Q: My boss keeps making promises about new roles, promotions, etc., and then she doesn’t come through. I feel like I’m just being strung along, and what’s worse is I’ve passed on other opportunities because I trusted her. What should I do? I’m pretty early in my career and don’t want to get stuck.

Bob, 26, junior salesman

A: It’s a shame to work for someone who lets you down, especially when you are just starting out.

One risk is that it will give you a cynical view about the business world based on a limited, and unfortunate, experience. Be careful to guard against this; it’s within your control to continue to expect positive leadership from your bosses and others around you. If you succumb to negativity, you will be at even more risk of generating the type of environment you’re reacting against now.
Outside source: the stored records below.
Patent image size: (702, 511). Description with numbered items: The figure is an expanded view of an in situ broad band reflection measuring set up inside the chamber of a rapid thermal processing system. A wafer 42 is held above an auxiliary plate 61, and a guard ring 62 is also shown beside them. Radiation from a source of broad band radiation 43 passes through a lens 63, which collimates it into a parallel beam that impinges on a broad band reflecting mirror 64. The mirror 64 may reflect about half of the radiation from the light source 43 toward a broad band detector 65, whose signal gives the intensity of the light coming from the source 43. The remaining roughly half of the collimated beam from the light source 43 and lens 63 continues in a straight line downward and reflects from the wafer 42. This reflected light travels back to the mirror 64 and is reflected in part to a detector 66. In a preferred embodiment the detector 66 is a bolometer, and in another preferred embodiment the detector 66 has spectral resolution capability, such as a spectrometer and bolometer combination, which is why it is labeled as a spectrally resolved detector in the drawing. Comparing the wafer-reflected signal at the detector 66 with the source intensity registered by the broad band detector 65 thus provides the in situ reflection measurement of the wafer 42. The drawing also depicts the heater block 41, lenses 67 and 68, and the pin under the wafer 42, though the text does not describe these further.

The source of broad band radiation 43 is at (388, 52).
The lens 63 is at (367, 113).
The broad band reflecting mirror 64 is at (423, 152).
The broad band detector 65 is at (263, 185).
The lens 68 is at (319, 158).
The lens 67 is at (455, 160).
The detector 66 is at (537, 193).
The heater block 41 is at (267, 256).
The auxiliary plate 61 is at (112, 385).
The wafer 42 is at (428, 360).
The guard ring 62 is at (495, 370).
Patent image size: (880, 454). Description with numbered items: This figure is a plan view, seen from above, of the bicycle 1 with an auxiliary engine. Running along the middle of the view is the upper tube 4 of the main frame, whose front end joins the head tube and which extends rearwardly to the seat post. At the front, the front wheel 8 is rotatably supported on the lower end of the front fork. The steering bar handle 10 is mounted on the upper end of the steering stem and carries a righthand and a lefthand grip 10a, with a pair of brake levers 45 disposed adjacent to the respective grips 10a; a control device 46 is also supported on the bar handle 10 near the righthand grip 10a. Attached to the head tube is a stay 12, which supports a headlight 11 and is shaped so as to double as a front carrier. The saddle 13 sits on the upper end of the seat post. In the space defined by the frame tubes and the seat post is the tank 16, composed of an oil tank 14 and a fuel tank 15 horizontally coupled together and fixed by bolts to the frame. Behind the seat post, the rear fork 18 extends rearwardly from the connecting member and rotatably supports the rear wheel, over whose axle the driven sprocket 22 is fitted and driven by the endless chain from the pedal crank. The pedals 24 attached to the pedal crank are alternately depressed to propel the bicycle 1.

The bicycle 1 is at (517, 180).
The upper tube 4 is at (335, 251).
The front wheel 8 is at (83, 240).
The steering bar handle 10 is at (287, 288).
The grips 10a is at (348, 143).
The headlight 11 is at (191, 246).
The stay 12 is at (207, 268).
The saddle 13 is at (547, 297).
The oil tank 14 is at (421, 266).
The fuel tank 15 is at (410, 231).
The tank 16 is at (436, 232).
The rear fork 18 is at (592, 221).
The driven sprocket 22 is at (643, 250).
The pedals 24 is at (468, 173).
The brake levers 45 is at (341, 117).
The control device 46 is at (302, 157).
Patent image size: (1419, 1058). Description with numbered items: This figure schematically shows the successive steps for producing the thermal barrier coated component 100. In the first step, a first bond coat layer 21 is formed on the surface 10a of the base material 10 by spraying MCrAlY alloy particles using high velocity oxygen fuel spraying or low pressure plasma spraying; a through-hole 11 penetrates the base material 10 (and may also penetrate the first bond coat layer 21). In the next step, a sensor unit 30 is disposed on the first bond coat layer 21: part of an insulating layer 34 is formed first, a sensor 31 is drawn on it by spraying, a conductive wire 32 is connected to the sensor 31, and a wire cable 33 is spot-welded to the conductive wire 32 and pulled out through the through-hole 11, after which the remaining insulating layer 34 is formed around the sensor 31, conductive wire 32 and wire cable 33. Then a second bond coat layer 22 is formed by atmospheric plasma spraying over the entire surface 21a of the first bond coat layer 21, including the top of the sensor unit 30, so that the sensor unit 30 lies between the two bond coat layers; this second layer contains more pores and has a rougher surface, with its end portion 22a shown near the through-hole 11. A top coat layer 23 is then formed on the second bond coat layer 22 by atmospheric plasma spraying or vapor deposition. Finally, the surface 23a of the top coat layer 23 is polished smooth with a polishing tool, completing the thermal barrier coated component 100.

Now think about your vision and goals for your career. Rather than thinking in terms of positions you would like to hold, consider the skills you’d like to acquire and the experiences you would like to have.

From this point of view, how well is your current position serving you?

Realistically, entry-level jobs often have a fair amount of repetitive work, getting the labor of business done. While some of it may be mundane, it goes with the territory. The key is having enough new tasks salted into the workload so that you keep learning.

If these have been promised and withheld, then you are being sidelined at yet another level.

Take a dispassionate look at your own performance. If you were assessing someone else rather than looking in a mirror, what would you say? If there are gaps in motivation or performance, own up to them, as they could also be playing a part in your boss’ behavior.

With all this in mind, make a plan to communicate with your boss. If you don’t already have regular one-on-one meetings, this is part of the problem. If you do, request to focus on your future growth and opportunities in an upcoming meeting.

Then, do your preparation. Make a list of the unfulfilled promises and refresh your memory on the other opportunities you’ve passed on.

Know what you want to accomplish. Presumably you want to get her on board with coming through for you. Keep your end game in mind, and be ready to manage your emotions in the conversation. Consider role playing how the conversation could go with a friend, looking at all the issues that may surface. You will be more effective as you’ll be less apt to be blindsided by an unexpected reaction.

Be ready to hold her accountable. The problem with her past promises may have been that they were vague, “someday” statements. Now it’s time to pin her down. Be positive and proactive (what manager can argue with that) but very, very persistent.

Then face it. She may be a dead end for you. Consider ways to find new roles at your current company if you like it there, or start taking steps to look elsewhere. Again, positivity will serve you well, as no one wants to hire someone leaving with a grievance.